O4. To investigate the possibility to use state-of-the-art techniques such as plasma spraying to engineer the substrate-coating-bone interface in such a way to realise optimal implant fixation in combination with an additional bioactivity and biofilm inhibiting functionality. Nanocoatings deposited by combined metal and bioactive powder spraying will be investigated.
O5. The development of coating techniques which are radically new for implants such as electrophoretic deposition, selective laser sintering and structuring, dip-coating, plasma enhanced chemical vapour deposition and laser assisted microwave processing that would allow to engineer the substrate-coating-bone interface in such a way to realise optimal implant fixation in combination with osteointegration and biofilm inhibiting functionality.
O6. Microstructural characterisation of the BAG, calcium phosphate and titania based advanced multi-functional substrate-coating systems.
O7. Mechanical characterisation of the BAG, calcium phosphate and titania based advanced multi-functional substrate-coating systems. The targeted adhesion strength is > 20 MPa for calcium phosphates and BAG, and > 40 MPa for porous Ti. The targeted adhesion strength for the multifunctional coating is 30 MPa.

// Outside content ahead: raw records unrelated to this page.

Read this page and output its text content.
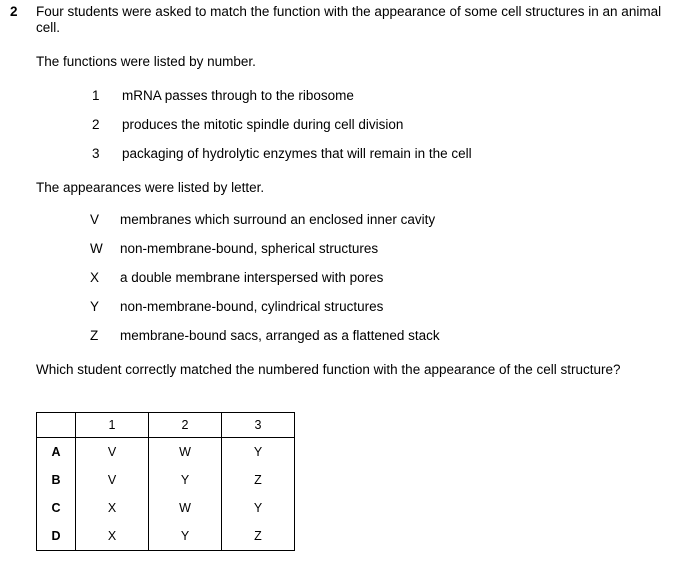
2 Four students were asked to match the function with the appearance of some cell structures in an animal cell.
The functions were listed by number.
1 mRNA passes through to the ribosome
2 produces the mitotic spindle during cell division
3 packaging of hydrolytic enzymes that will remain in the cell
The appearances were listed by letter.
V membranes which surround an enclosed inner cavity
W non-membrane-bound, spherical structures
X a double membrane interspersed with pores
Y non-membrane-bound, cylindrical structures
Z membrane-bound sacs, arranged as a flattened stack
Which student correctly matched the numbered function with the appearance of the cell structure?
	1	2	3
A	V	W	Y
B	V	Y	Z
C	X	W	Y
D	X	Y	Z
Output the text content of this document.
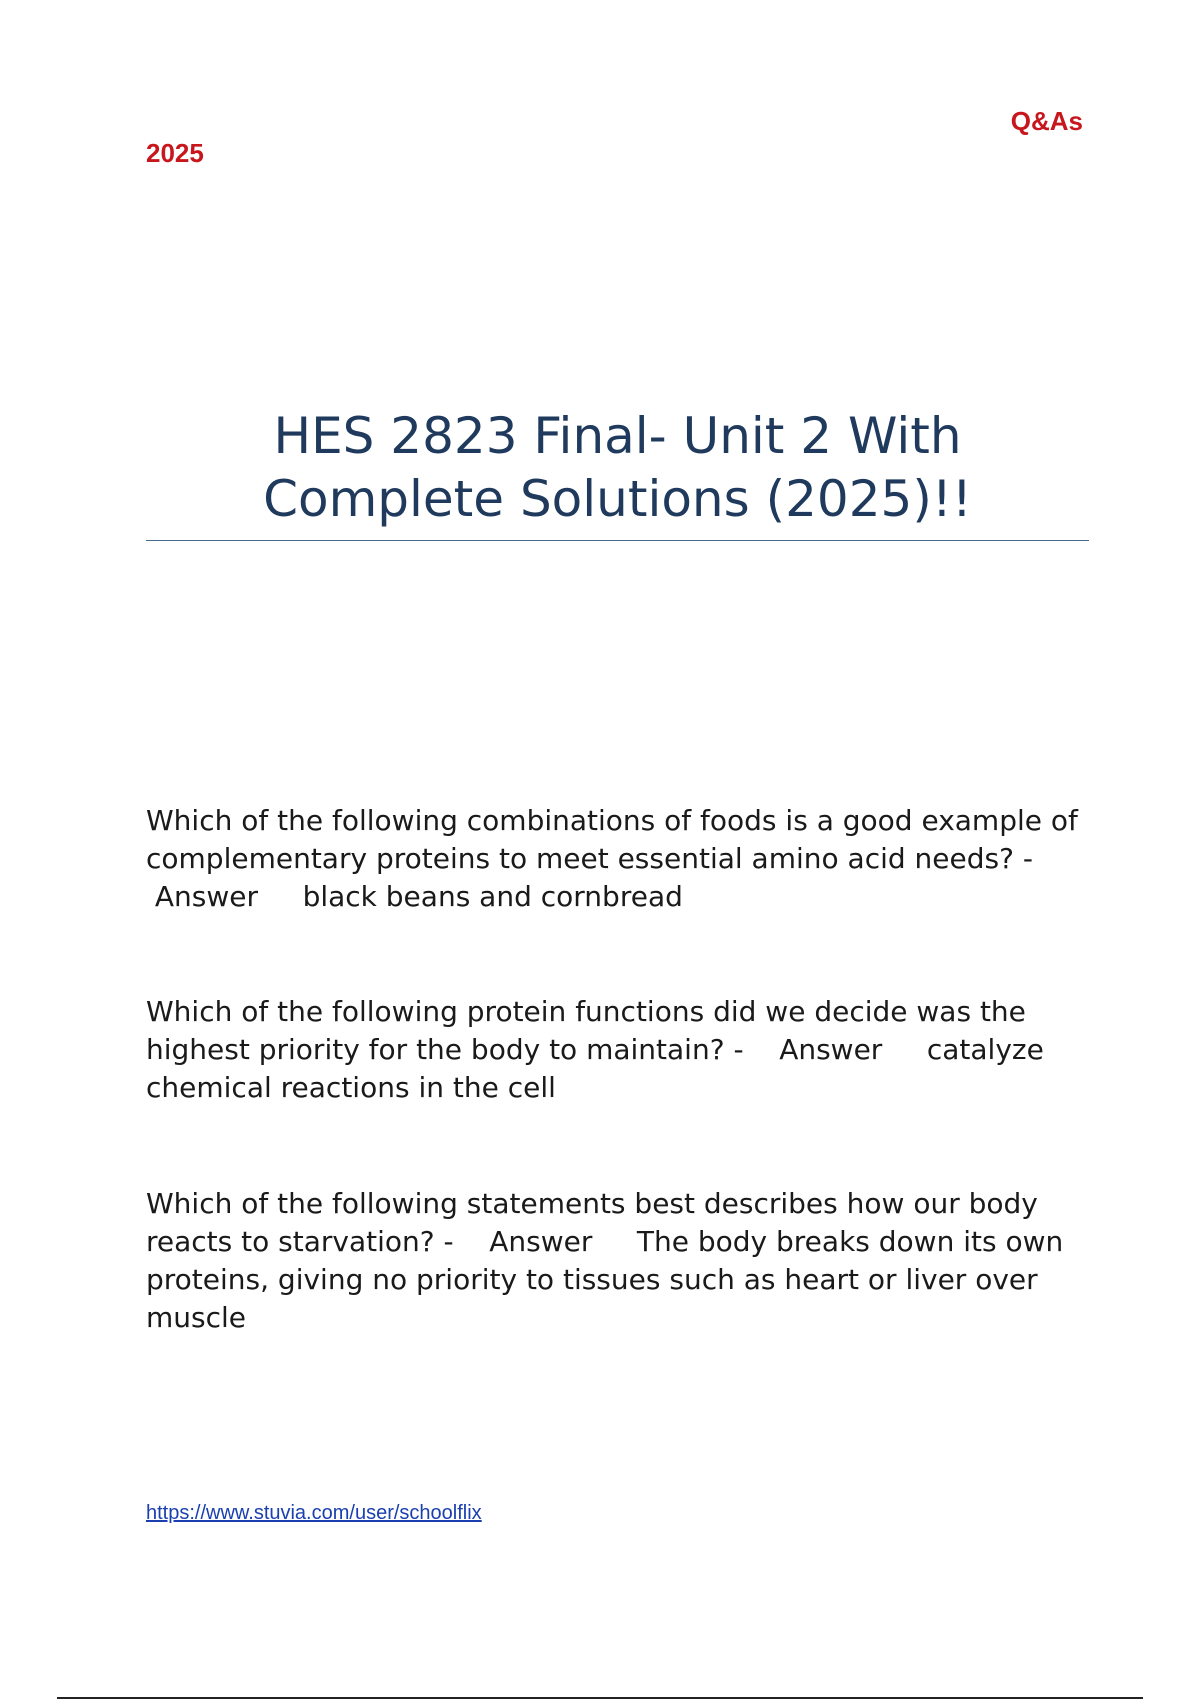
Q&As
2025
HES 2823 Final- Unit 2 With
Complete Solutions (2025)!!
Which of the following combinations of foods is a good example of complementary proteins to meet essential amino acid needs? -  Answer black beans and cornbread
Which of the following protein functions did we decide was the highest priority for the body to maintain? - Answer catalyze chemical reactions in the cell
Which of the following statements best describes how our body reacts to starvation? - Answer The body breaks down its own proteins, giving no priority to tissues such as heart or liver over muscle
https://www.stuvia.com/user/schoolflix
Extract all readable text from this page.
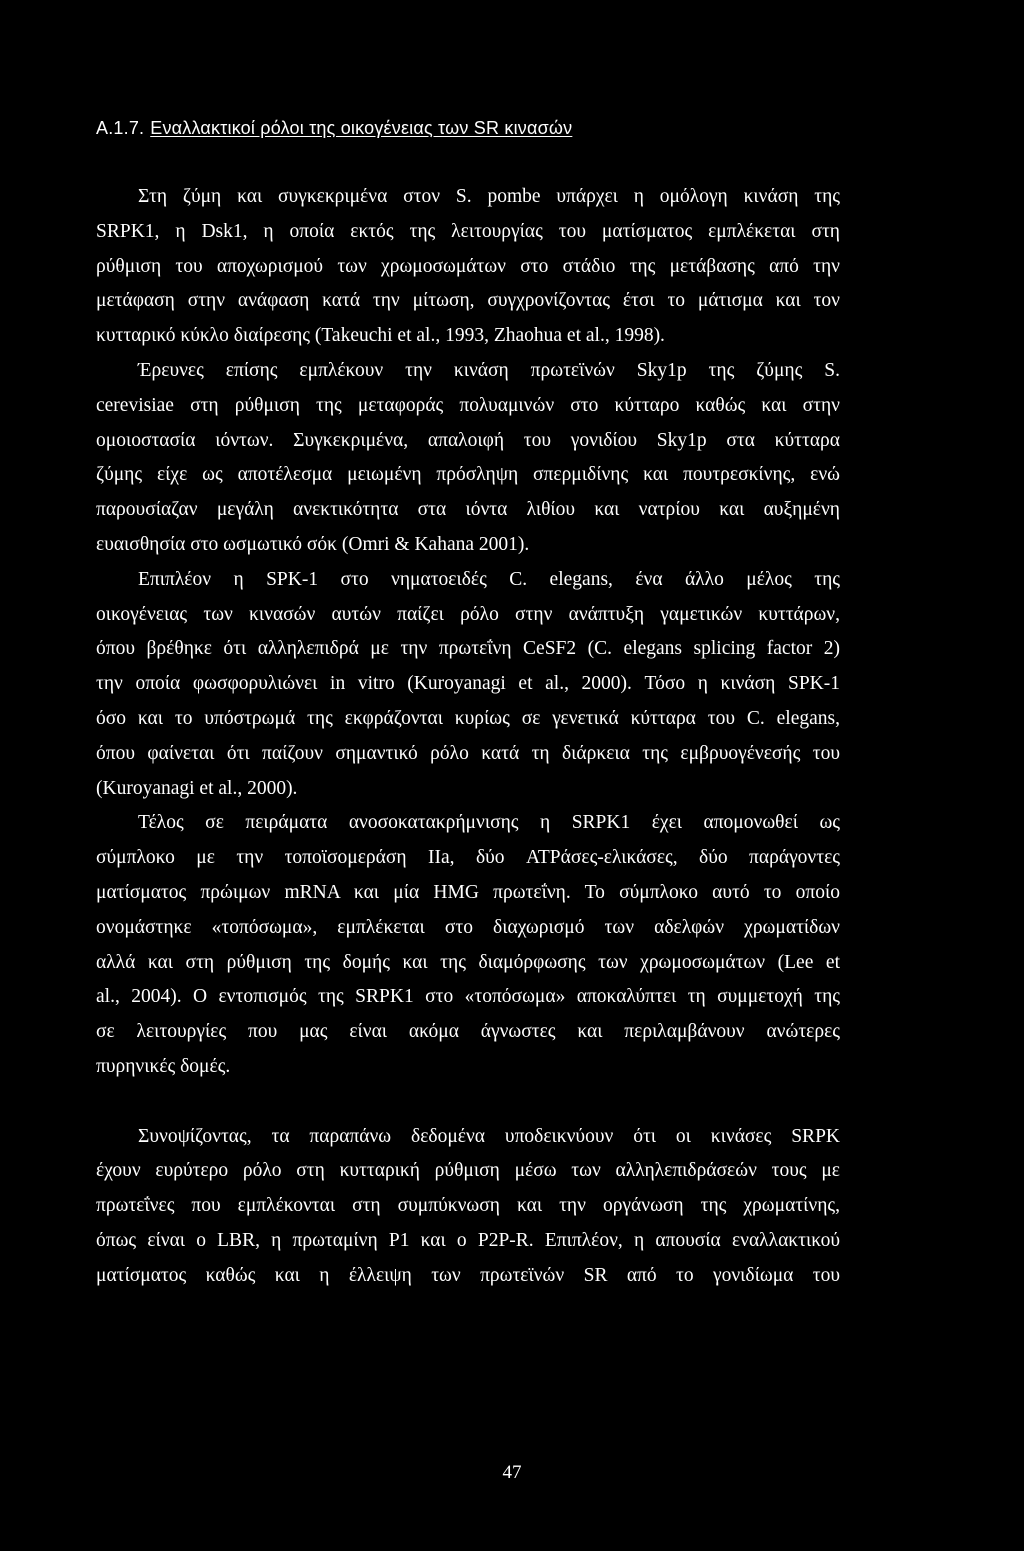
A.1.7. Εναλλακτικοί ρόλοι της οικογένειας των SR κινασών
Στη ζύμη και συγκεκριμένα στον S. pombe υπάρχει η ομόλογη κινάση της
SRPK1, η Dsk1, η οποία εκτός της λειτουργίας του ματίσματος εμπλέκεται στη
ρύθμιση του αποχωρισμού των χρωμοσωμάτων στο στάδιο της μετάβασης από την
μετάφαση στην ανάφαση κατά την μίτωση, συγχρονίζοντας έτσι το μάτισμα και τον
κυτταρικό κύκλο διαίρεσης (Takeuchi et al., 1993, Zhaohua et al., 1998).
Έρευνες επίσης εμπλέκουν την κινάση πρωτεϊνών Sky1p της ζύμης S.
cerevisiae στη ρύθμιση της μεταφοράς πολυαμινών στο κύτταρο καθώς και στην
ομοιοστασία ιόντων. Συγκεκριμένα, απαλοιφή του γονιδίου Sky1p στα κύτταρα
ζύμης είχε ως αποτέλεσμα μειωμένη πρόσληψη σπερμιδίνης και πουτρεσκίνης, ενώ
παρουσίαζαν μεγάλη ανεκτικότητα στα ιόντα λιθίου και νατρίου και αυξημένη
ευαισθησία στο ωσμωτικό σόκ (Omri & Kahana 2001).
Επιπλέον η SPK-1 στο νηματοειδές C. elegans, ένα άλλο μέλος της
οικογένειας των κινασών αυτών παίζει ρόλο στην ανάπτυξη γαμετικών κυττάρων,
όπου βρέθηκε ότι αλληλεπιδρά με την πρωτεΐνη CeSF2 (C. elegans splicing factor 2)
την οποία φωσφορυλιώνει in vitro (Kuroyanagi et al., 2000). Τόσο η κινάση SPK-1
όσο και το υπόστρωμά της εκφράζονται κυρίως σε γενετικά κύτταρα του C. elegans,
όπου φαίνεται ότι παίζουν σημαντικό ρόλο κατά τη διάρκεια της εμβρυογένεσής του
(Kuroyanagi et al., 2000).
Τέλος σε πειράματα ανοσοκατακρήμνισης η SRPK1 έχει απομονωθεί ως
σύμπλοκο με την τοποϊσομεράση IIa, δύο ATPάσες-ελικάσες, δύο παράγοντες
ματίσματος πρώιμων mRNA και μία HMG πρωτεΐνη. Το σύμπλοκο αυτό το οποίο
ονομάστηκε «τοπόσωμα», εμπλέκεται στο διαχωρισμό των αδελφών χρωματίδων
αλλά και στη ρύθμιση της δομής και της διαμόρφωσης των χρωμοσωμάτων (Lee et
al., 2004). Ο εντοπισμός της SRPK1 στο «τοπόσωμα» αποκαλύπτει τη συμμετοχή της
σε λειτουργίες που μας είναι ακόμα άγνωστες και περιλαμβάνουν ανώτερες
πυρηνικές δομές.
Συνοψίζοντας, τα παραπάνω δεδομένα υποδεικνύουν ότι οι κινάσες SRPK
έχουν ευρύτερο ρόλο στη κυτταρική ρύθμιση μέσω των αλληλεπιδράσεών τους με
πρωτεΐνες που εμπλέκονται στη συμπύκνωση και την οργάνωση της χρωματίνης,
όπως είναι ο LBR, η πρωταμίνη P1 και ο P2P-R. Επιπλέον, η απουσία εναλλακτικού
ματίσματος καθώς και η έλλειψη των πρωτεϊνών SR από το γονιδίωμα του
47
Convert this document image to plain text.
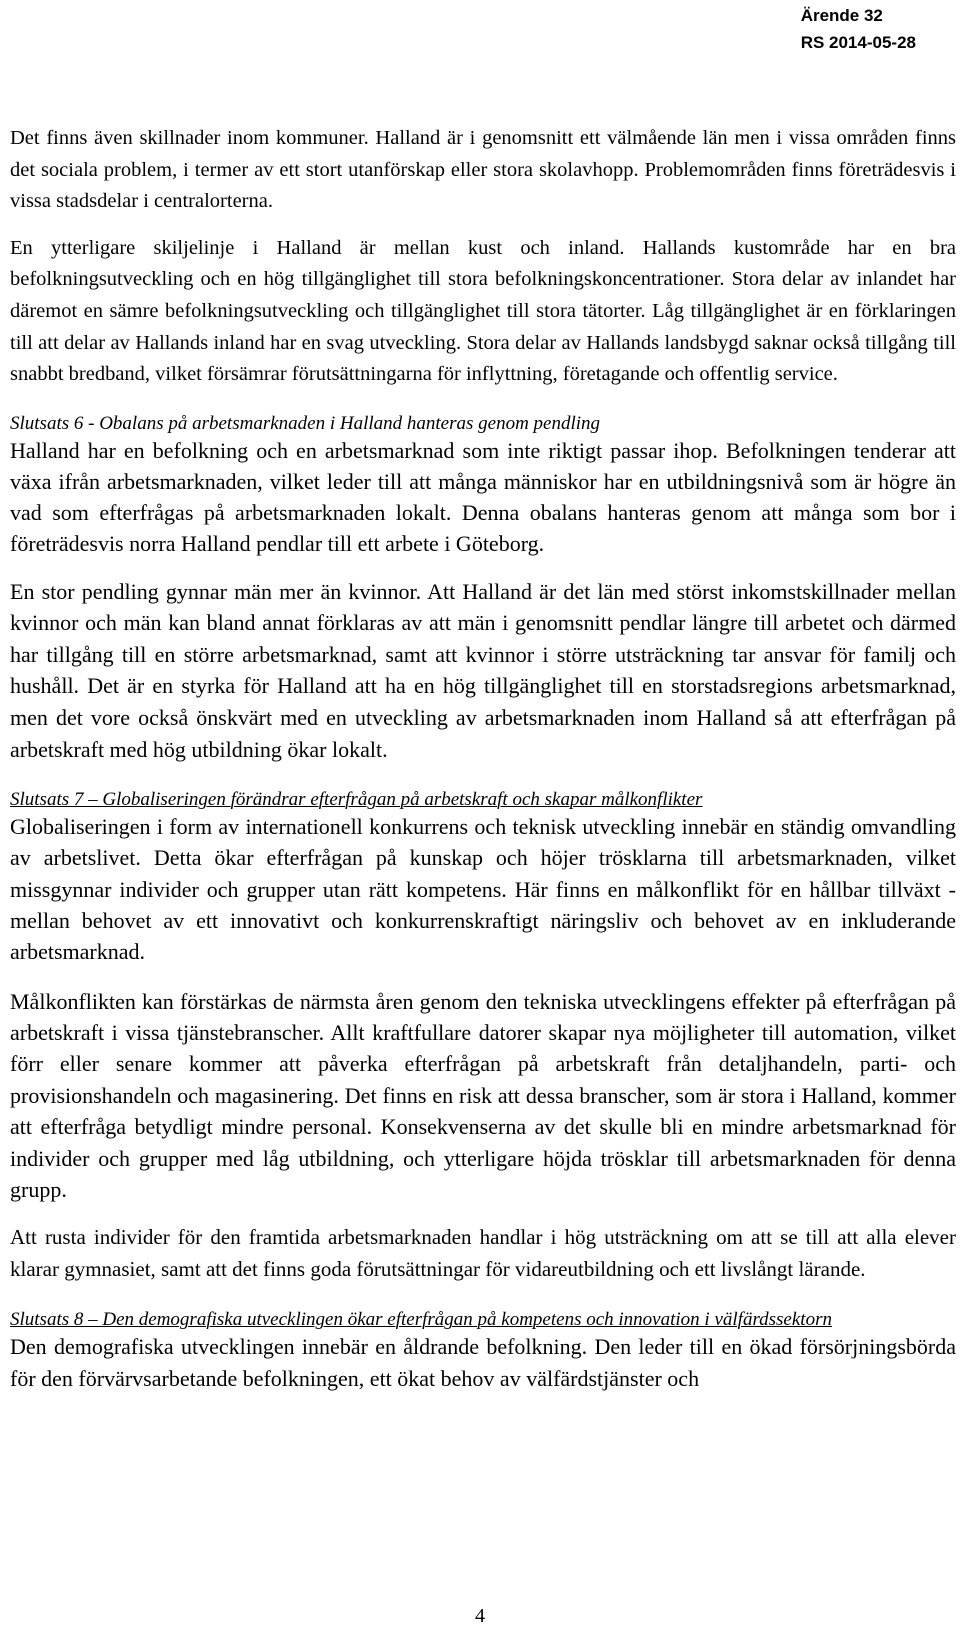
Ärende 32
RS 2014-05-28

Det finns även skillnader inom kommuner. Halland är i genomsnitt ett välmående län men i vissa områden finns det sociala problem, i termer av ett stort utanförskap eller stora skolavhopp. Problemområden finns företrädesvis i vissa stadsdelar i centralorterna.

En ytterligare skiljelinje i Halland är mellan kust och inland. Hallands kustområde har en bra befolkningsutveckling och en hög tillgänglighet till stora befolkningskoncentrationer. Stora delar av inlandet har däremot en sämre befolkningsutveckling och tillgänglighet till stora tätorter. Låg tillgänglighet är en förklaringen till att delar av Hallands inland har en svag utveckling. Stora delar av Hallands landsbygd saknar också tillgång till snabbt bredband, vilket försämrar förutsättningarna för inflyttning, företagande och offentlig service.

Slutsats 6 - Obalans på arbetsmarknaden i Halland hanteras genom pendling

Halland har en befolkning och en arbetsmarknad som inte riktigt passar ihop. Befolkningen tenderar att växa ifrån arbetsmarknaden, vilket leder till att många människor har en utbildningsnivå som är högre än vad som efterfrågas på arbetsmarknaden lokalt. Denna obalans hanteras genom att många som bor i företrädesvis norra Halland pendlar till ett arbete i Göteborg.

En stor pendling gynnar män mer än kvinnor. Att Halland är det län med störst inkomstskillnader mellan kvinnor och män kan bland annat förklaras av att män i genomsnitt pendlar längre till arbetet och därmed har tillgång till en större arbetsmarknad, samt att kvinnor i större utsträckning tar ansvar för familj och hushåll. Det är en styrka för Halland att ha en hög tillgänglighet till en storstadsregions arbetsmarknad, men det vore också önskvärt med en utveckling av arbetsmarknaden inom Halland så att efterfrågan på arbetskraft med hög utbildning ökar lokalt.

Slutsats 7 – Globaliseringen förändrar efterfrågan på arbetskraft och skapar målkonflikter

Globaliseringen i form av internationell konkurrens och teknisk utveckling innebär en ständig omvandling av arbetslivet. Detta ökar efterfrågan på kunskap och höjer trösklarna till arbetsmarknaden, vilket missgynnar individer och grupper utan rätt kompetens. Här finns en målkonflikt för en hållbar tillväxt - mellan behovet av ett innovativt och konkurrenskraftigt näringsliv och behovet av en inkluderande arbetsmarknad.

Målkonflikten kan förstärkas de närmsta åren genom den tekniska utvecklingens effekter på efterfrågan på arbetskraft i vissa tjänstebranscher. Allt kraftfullare datorer skapar nya möjligheter till automation, vilket förr eller senare kommer att påverka efterfrågan på arbetskraft från detaljhandeln, parti- och provisionshandeln och magasinering. Det finns en risk att dessa branscher, som är stora i Halland, kommer att efterfråga betydligt mindre personal. Konsekvenserna av det skulle bli en mindre arbetsmarknad för individer och grupper med låg utbildning, och ytterligare höjda trösklar till arbetsmarknaden för denna grupp.

Att rusta individer för den framtida arbetsmarknaden handlar i hög utsträckning om att se till att alla elever klarar gymnasiet, samt att det finns goda förutsättningar för vidareutbildning och ett livslångt lärande.

Slutsats 8 – Den demografiska utvecklingen ökar efterfrågan på kompetens och innovation i välfärdssektorn

Den demografiska utvecklingen innebär en åldrande befolkning. Den leder till en ökad försörjningsbörda för den förvärvsarbetande befolkningen, ett ökat behov av välfärdstjänster och

4
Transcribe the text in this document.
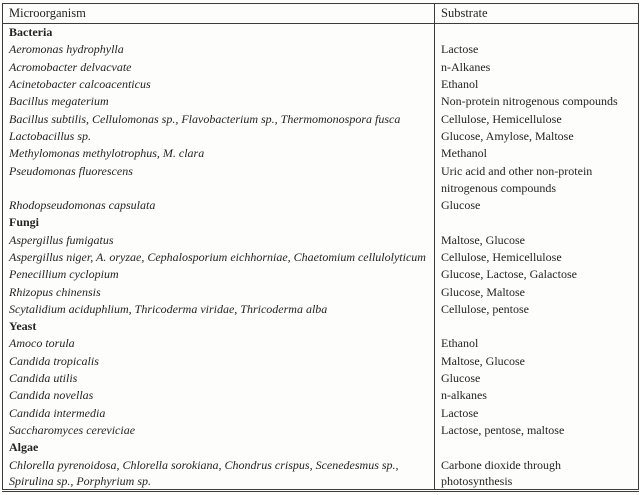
Microorganism	Substrate
Bacteria	
Aeromonas hydrophylla	Lactose
Acromobacter delvacvate	n-Alkanes
Acinetobacter calcoacenticus	Ethanol
Bacillus megaterium	Non-protein nitrogenous compounds
Bacillus subtilis, Cellulomonas sp., Flavobacterium sp., Thermomonospora fusca	Cellulose, Hemicellulose
Lactobacillus sp.	Glucose, Amylose, Maltose
Methylomonas methylotrophus, M. clara	Methanol
Pseudomonas fluorescens	Uric acid and other non-protein
	nitrogenous compounds
Rhodopseudomonas capsulata	Glucose
Fungi	
Aspergillus fumigatus	Maltose, Glucose
Aspergillus niger, A. oryzae, Cephalosporium eichhorniae, Chaetomium cellulolyticum	Cellulose, Hemicellulose
Penecillium cyclopium	Glucose, Lactose, Galactose
Rhizopus chinensis	Glucose, Maltose
Scytalidium aciduphlium, Thricoderma viridae, Thricoderma alba	Cellulose, pentose
Yeast	
Amoco torula	Ethanol
Candida tropicalis	Maltose, Glucose
Candida utilis	Glucose
Candida novellas	n-alkanes
Candida intermedia	Lactose
Saccharomyces cereviciae	Lactose, pentose, maltose
Algae	
Chlorella pyrenoidosa, Chlorella sorokiana, Chondrus crispus, Scenedesmus sp.,	Carbone dioxide through
Spirulina sp., Porphyrium sp.	photosynthesis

O8. Modelling of thermal residual stresses, thermal treatments and material stability to assist coating design and engineering.
O9. Study the importance of the composition and physicochemical properties of various substrate-coating systems produced by partners in the consortium on biofilm formation. Model micro-organism systems which closely simulate the in vivo or in situ conditions for each device will be used.
O10. To investigate and select the most suitable anti-microbial substances active during a reasonable and optimal period to reduce infection and biofilm formation to a minimum, and to investigate the impregnation and release of these selected anti-infectives from the new substrate-coating biomaterial systems in vitro.
O11. The best anti-infective / biomaterial combination will be tested in the Fisher rat model to confirm the in vitro results to validate the biofilm reactor approach by means of in vivo studies carried out using a unique ex-germ-free Fisher rat model.
O12. Biocompatibility testing of cell cultures of powders, abrasion debris and substrate / coating systems to study of the cytotoxicity of raw materials in an early stage of the project, and to evaluate the various substrate/coating systems and their abrasion debris to determine which are most relevant for bone regeneration and repair in order to select the most promising systems.
O13. In vitro bioactivity testing of coating / substrate systems to investigate the bioactivity and bioresorbability of the various coating-substrate systems with and without antibacterial substance, in order to evaluate their osteogenic potential and select the most promising systems for in vivo testing.
O14. In vivo testing of bone bonding of the multifunctional coating/substrate systems using an adult rabbit model.
O15. Feasibility study of the upscaling of the coating technologies for the coating of implants.